Não sabe o que perde!
Não pode acontecer que professores e o Estado escolham o caminho menos trabalhoso, em detrimento do mais qualificante.
A questão na ordem do dia de o romance Os Maias deixar de
ser, no 11.º ano do ensino secundário, leitura obrigatória, mas apenas
oferecido em alternativa a qualquer outra obra de Eça de Queirós,
segundo documento colocado em discussão pública pelo Ministério da
Educação, designado “Aprendizagens Essenciais”, reduz-se em última
análise a: Quem nunca leu Os Maias não sabe o que perde!
Antes de mais, não sabe que perde o privilégio de usufruir de uma das
obras de arte maiores da cultura portuguesa e, em consequência, não
conhece uma peça angular do património cultural português. Porque é
disso que se trata: uma obra do nosso património, de importância
idêntica ao Palácio da Pena em Sintra, ao Teatro Nacional D. Maria II em
Lisboa, à ponte D. Luís I e ao Palácio das Carrancas (sede do museu de
arte oitocentista, Soares dos Reis) no Porto, aos quadros de Malhoa ou
Columbano, às obras de Bordalo Pinheiro, para referir apenas alguns
exemplos maiores de património do sec. XIX. Ora, não conhecer o Palácio
da Pena ou a ponte D. Luís I ou as obras daqueles artistas plásticos é,
convenhamos, ignorar peças que nos identificam como nação, que definem a
nossa identidade no quadro da cultura romântica e do século XIX europeu
e que muito ajudam a compreendermo-nos hoje.
Os Maias,
publicado há 130 anos, não há que temer dizê-lo, é um dos grandes
romances do património europeu do século XIX, que só não é tão lido ao
nível dos grandes romances de Flaubert, Dickens ou Balzac porque foi
escrito em língua portuguesa, uma língua dificilmente reconhecida ainda
hoje como língua de cultura. É um romance belíssimo, a obra prima de Eça
e a obra canónica por excelência do romance oitocentista português, um
romance no qual ele próprio se propunha, como disse, pôr tudo o que
tinha no saco...
Nele se cruza uma impiedosa pintura da sociedade portuguesa e dos
seus tipos humanos e sociais com a história trágica de um amor
incestuoso, símbolo do círculo fechado em que Carlos, Maria Eduarda e a
família Maia estão encerrados, presos nas teias do destino. E a
simbologia desse círculo fechado alarga-se ao país, encerrando as
próprias elites protagonistas do romance num tempo parado, imobilista,
gerador de uma experiência diletante de desencanto e desistência. Eça
denuncia a impotência das elites sociais dominantes e vinga-se delas
através da própria escrita irónica do romance e também da confusão
auto-irónica de si mesmo com a personagem de Ega, o qual, dono da
ironia, mostra o mundo na sua duplicidade trágica e cómica.
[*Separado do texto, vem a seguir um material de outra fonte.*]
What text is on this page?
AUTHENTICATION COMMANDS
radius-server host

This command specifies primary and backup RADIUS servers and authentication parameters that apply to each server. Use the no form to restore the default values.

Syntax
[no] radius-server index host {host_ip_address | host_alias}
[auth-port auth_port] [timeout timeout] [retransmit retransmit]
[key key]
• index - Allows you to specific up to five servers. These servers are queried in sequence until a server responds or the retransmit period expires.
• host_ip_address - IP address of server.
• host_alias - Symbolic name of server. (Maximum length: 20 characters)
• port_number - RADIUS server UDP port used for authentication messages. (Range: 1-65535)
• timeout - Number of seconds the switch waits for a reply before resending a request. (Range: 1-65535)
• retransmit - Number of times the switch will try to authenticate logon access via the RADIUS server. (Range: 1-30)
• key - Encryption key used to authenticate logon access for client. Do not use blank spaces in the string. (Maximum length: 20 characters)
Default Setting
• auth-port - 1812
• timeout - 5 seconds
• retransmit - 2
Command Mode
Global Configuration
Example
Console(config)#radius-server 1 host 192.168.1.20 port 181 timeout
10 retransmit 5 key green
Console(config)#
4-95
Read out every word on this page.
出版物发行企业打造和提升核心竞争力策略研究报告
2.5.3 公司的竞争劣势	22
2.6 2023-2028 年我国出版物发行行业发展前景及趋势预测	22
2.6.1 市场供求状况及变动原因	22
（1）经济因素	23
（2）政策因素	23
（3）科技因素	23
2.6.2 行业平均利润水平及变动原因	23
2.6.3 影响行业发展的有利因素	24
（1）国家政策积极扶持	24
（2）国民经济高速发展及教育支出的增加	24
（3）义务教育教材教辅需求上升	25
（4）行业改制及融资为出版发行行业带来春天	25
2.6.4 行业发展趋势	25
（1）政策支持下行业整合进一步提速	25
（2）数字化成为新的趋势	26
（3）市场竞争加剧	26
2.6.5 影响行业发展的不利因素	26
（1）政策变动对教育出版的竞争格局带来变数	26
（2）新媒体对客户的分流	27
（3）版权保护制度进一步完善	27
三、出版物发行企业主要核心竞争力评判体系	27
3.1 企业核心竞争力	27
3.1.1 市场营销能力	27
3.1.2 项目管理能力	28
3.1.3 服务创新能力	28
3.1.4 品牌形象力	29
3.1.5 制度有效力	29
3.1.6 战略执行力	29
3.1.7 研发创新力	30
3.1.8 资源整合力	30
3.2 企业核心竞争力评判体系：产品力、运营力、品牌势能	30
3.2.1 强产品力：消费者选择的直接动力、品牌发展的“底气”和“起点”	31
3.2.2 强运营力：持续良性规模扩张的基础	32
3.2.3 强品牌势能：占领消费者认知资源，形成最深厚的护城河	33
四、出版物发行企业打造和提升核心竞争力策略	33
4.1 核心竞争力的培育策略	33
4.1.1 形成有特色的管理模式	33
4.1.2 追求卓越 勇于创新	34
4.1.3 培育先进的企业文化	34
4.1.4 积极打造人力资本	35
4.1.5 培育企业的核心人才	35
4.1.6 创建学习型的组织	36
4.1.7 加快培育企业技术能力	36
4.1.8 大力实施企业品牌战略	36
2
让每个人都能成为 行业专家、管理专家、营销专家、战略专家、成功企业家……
Só a arte, e dentro dela a grande literatura, capta a duplicidade
complexa da realidade humana e social, permite um conhecimento
alternativo do mundo, por isso não é dispensável e por isso é
intensamente formativa. Há uma certa compreensão do século XIX português
e dos tempos que lhe seguem, assim como das singularidades que o
habitaram, que não podemos captar só através do discurso
historiográfico. Eis também por que um clássico como Os Maias
suscita sempre novas interpretações, nunca ficando definitivamente
encerrada a sua leitura. Eis por que a educação literária é contemplada e
muito bem nos programas de Português.
Mas, dir-me-ão, e não se
pode ter a experiência da grande literatura queirosiana com um outro
romance, um conto, uma crónica ou até uma carta? Pode, porque Eça tem em
todos estes géneros verdadeiras obras-primas. A questão não é essa; a
questão nem sequer é saber se não seria mais fácil para os estudantes
penetrar na leitura queirosiana a partir de outras obras. Talvez até
fosse. A questão, do meu ponto de vista, é saber se é admissível que num
programa que não oferece nenhuma outra leitura integral de um romance
do século XIX (de Garrett, Herculano e Camilo serão lidos apenas
excertos de um romance de um deles), a não ser um romance de Eça, é
aceitável que não se leia a obra magna do autor e o romance canónico do
século XIX português, Os Maias –? Episódios da Vida Romântica.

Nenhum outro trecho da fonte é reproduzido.